Neapolis University Paphos
- Type: Private
- Established: 2007
- President: George Leptos
- Rector: Prof. Pantelis Sklias
- Location: Paphos, Cyprus
- Campus: Paphos;
- Website: www.nup.ac.cy

= Neapolis University Paphos =

Private university in Paphos, Cyprus

The Neapolis University Pafos (NUP) is a private university in Paphos, Cyprus, that offers graduate and undergraduate degrees in Economic and Business Studies, Law, Health Sciences, Architecture & Land and Environmental Sciences, Theology and Greek Civilisation.

==History==

In October 2007 the university was listed in the Register of Universities of the Ministry of Education following a decision of the Cabinet. Michael Leptos, founder of Leptos Estates, serves as President. In June 2010 the university took the initial license of operation. The decision was made after a positive recommendation of E.A.I.P. On the basis of the successful response of the provisions of the law, the final authorization will be granted to the university. All programs of the university are fully recognised by the Republic of Cyprus and all EU countries.

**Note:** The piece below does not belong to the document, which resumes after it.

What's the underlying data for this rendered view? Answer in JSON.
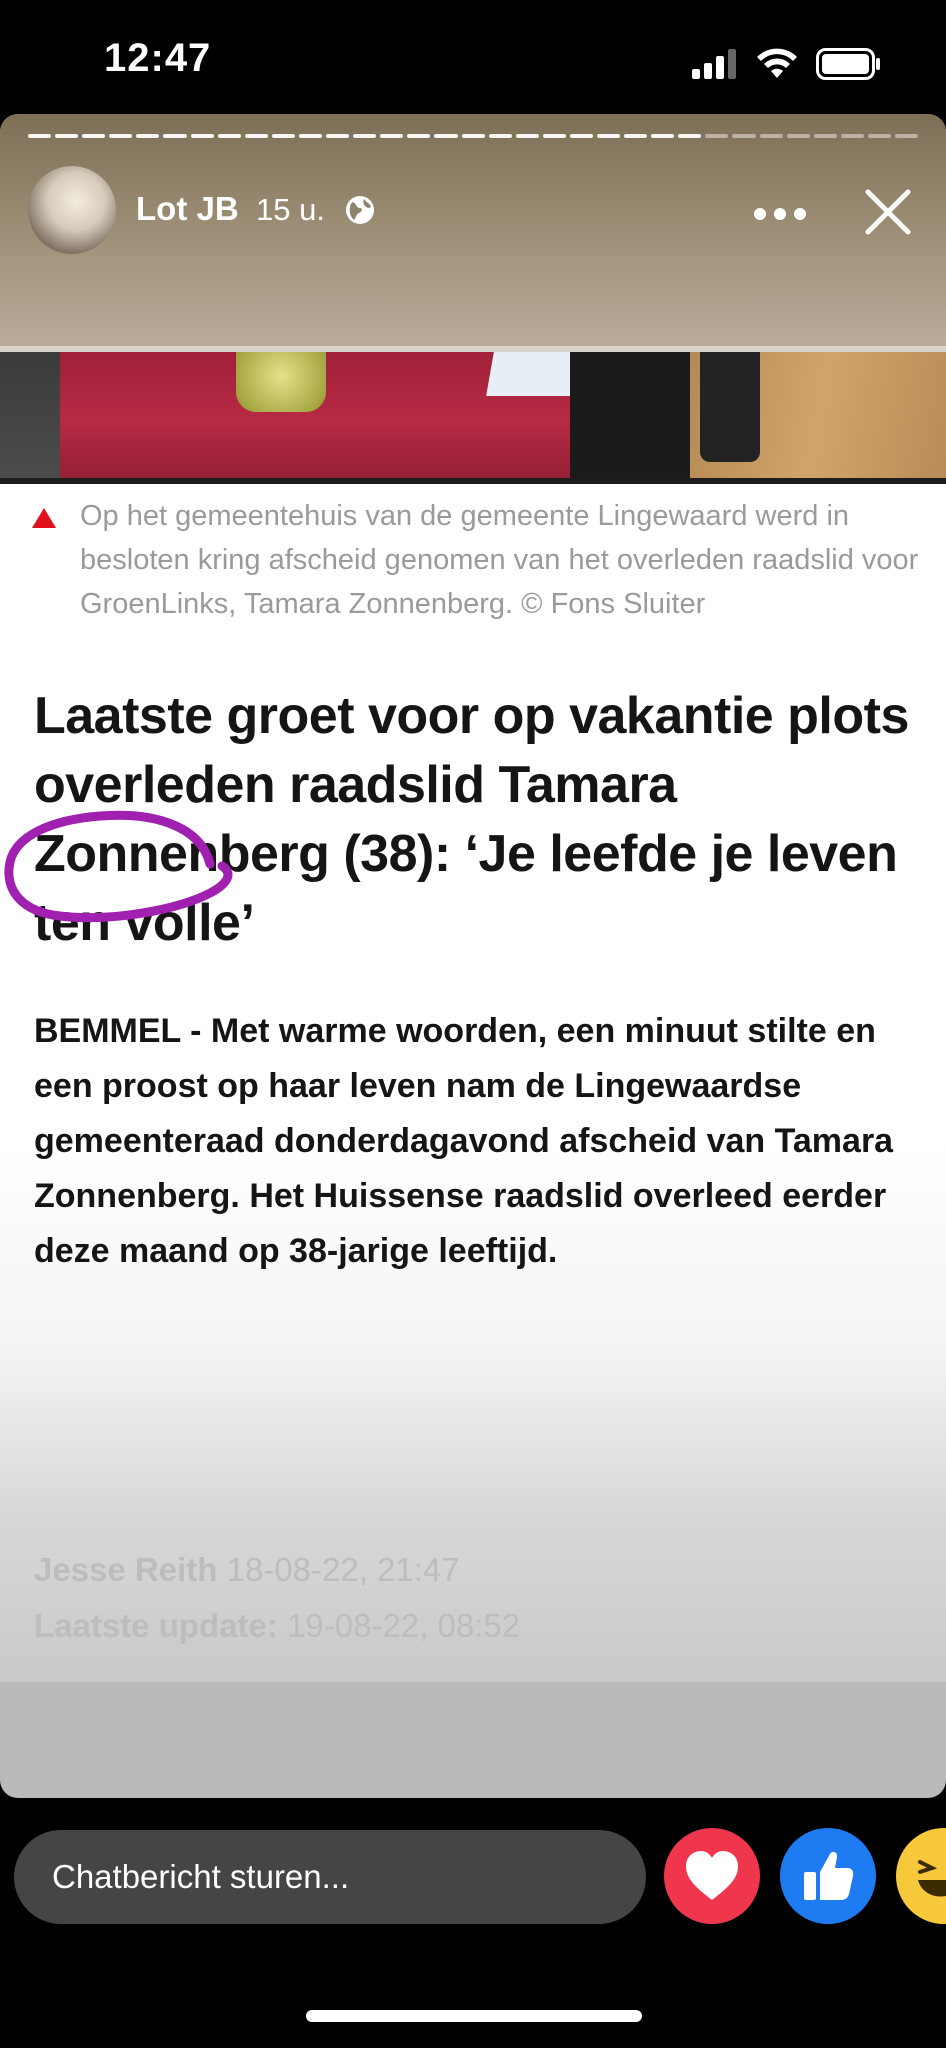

After thorough evaluation, the National Academic Recognition and Information Centre (NASIR) of Greece recognised Neapolis University Pafos as equivalent to a Greek University in July 2012.

==Evaluation and recognition==

The Neapolis University of Pafos operates under the relevant law of private universities in Cyprus. Study programs are evaluated and approved by a special committee, the Evaluation Committee of Private Universities (E.A.I.P., www.ecpu.ac.cy). This committee has the overall supervision of the operation of the university.

In October 2007 the university was registered in the Register of Universities of the Ministry of Education following a decision of the Cabinet. In June 2010 the university took the initial license of operation and 2015 the Final Licence of operation. The decision was made after a positive recommendation of E.A.I.P. On the basis of the successful response of the provisions of the law, the final authorization granted to the university in January 2015.

All programs of the university are fully recognized by the Republic of Cyprus and all EU countries.

After thorough evaluation, the National Academic Recognition and Information Centre (NASIR) of Greece recognized Neapolis University of Pafos as equivalent to a Greek University in July 2012.

The programs in architecture and real estate are also recognized by the Professional and Technical Chamber of Cyprus (ETEK). Moreover, the postgraduate programme of the Real Estate is accredited by the Royal Institution of Chartered Surveyors (RICS).

Similar recognitions exist for other courses related to professional bodies.

==Facilities==

The University Campus has classrooms and amphitheatres, teaching, research and computer labs, architectural studios, a main library, student dormitories. Students and staff have access to facilities such as indoor and outdoor hotel-standard restaurant/cafeteria, outdoor swimming pool and snack pool bar, health centre with indoor swimming pool and gym, floodlit tennis courts, car park and 24-hour security service. The university is located in the western coastal Kato Paphos area, adjacent to the beltway and major coastal highway, which makes private and public transportation easy and fast. In addition, students and staff can benefit from the various amenities of the immediate areas surrounding the Campus.